In these bitter minutes some sensations ran through Dol Farrar which he had never known before; and, as he afterwards expressed it, “they were enough to cover any fellow with goose-flesh.”
He felt that he had reached the dreariest point of the unknown, and was a lonely, drifting atom in this immense solitude of forest and rock.
Never in his life before or afterwards did he come so near to Point Despair as when he stumbled down the mountain, spurning that treacherous trail, and going wherever his jaded feet found travelling tolerably easy. He had picked up the shot-gun; but the black ducks, the primary cause of his misadventure, he clean forgot, leaving them lying amid the chaos at the foot of the crag, to have their bones picked by some lucky raccoon or fox.
Wandering along in a zigzag way, he by and by reached the base of the mountain at a point where there was a break in the forest. A patch of dreary-looking swamp was before him, covered with clumps of alder-bushes—a true Slough of Despond.

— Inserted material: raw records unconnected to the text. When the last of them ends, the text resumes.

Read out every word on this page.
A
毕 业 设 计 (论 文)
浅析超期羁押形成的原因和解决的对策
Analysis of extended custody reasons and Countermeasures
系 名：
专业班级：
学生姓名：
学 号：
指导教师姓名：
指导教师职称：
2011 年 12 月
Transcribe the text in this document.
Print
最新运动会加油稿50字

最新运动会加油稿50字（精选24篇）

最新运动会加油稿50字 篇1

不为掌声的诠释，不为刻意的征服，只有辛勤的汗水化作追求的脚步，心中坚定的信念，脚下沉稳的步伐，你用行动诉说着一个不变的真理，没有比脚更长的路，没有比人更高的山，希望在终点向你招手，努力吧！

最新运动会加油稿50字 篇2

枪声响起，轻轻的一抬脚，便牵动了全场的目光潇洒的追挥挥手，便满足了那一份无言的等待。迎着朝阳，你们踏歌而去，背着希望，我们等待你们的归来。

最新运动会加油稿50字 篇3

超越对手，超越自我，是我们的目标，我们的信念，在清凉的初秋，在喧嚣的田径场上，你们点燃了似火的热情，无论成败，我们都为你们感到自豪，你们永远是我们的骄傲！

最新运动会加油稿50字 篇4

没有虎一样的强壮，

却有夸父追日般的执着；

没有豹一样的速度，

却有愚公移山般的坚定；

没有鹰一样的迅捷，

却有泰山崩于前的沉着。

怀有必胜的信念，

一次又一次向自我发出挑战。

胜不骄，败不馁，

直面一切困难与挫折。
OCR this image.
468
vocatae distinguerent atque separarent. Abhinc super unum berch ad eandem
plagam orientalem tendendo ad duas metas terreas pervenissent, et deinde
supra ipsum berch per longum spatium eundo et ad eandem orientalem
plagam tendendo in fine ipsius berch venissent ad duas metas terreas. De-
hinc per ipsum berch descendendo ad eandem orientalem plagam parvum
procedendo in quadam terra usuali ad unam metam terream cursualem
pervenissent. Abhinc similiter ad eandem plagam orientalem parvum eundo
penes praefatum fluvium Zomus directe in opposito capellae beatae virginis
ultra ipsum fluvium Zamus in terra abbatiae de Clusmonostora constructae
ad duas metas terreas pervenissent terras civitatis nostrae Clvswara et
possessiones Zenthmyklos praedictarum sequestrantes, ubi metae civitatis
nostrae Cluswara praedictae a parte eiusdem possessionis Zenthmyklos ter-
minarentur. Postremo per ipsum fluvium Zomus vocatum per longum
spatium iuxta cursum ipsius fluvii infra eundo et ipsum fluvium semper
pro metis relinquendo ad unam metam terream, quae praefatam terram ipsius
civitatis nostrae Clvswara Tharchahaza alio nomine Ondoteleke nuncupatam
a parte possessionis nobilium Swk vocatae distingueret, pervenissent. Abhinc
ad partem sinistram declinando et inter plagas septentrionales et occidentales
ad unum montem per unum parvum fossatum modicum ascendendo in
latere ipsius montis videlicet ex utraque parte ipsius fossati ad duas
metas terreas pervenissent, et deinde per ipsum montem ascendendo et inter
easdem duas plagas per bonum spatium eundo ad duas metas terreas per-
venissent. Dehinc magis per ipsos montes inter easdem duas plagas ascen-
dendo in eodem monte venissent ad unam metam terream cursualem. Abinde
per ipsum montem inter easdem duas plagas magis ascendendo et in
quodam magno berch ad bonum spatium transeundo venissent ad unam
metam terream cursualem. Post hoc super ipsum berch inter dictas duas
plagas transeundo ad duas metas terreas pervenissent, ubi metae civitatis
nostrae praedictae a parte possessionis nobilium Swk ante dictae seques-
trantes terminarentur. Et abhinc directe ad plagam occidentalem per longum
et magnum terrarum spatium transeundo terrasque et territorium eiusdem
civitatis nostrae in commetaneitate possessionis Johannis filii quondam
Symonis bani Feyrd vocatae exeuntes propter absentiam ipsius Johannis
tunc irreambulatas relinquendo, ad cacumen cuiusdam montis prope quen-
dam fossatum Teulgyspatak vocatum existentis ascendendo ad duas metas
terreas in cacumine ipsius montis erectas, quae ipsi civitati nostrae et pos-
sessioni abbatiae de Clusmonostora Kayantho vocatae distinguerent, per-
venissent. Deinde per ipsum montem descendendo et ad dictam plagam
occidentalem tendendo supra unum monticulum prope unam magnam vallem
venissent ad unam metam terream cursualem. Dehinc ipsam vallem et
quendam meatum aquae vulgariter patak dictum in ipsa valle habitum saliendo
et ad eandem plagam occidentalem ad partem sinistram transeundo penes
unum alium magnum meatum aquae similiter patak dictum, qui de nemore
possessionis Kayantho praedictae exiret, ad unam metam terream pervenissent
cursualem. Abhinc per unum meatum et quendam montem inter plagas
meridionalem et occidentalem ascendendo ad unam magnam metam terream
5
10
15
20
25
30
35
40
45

Dol Farrar knew none of the miseries of plunging through an alder-swamp, but he luckily recalled in time a warning from Cyrus that a slight wetting would render his moccasins useless. While he halted undecidedly on its brink, he pulled out his watch; one glance at this, and another at the sky, which now lay open like a scroll above him, gave him a sickening shock. He had started from camp at noon; now it was after five o’clock. Little more than another hour, and not twilight, but the blackness of a total eclipse, would reign in the forest.
The blood rushed to his head, and his mouth grew feverish at the thought. As he licked his cracking lips, he caught a faint, tinkling, rumbling sound of falling water somewhere to the right. Of a sudden his sufferings of mind and body were merged into one burning desire to drink, and he turned eagerly in that direction.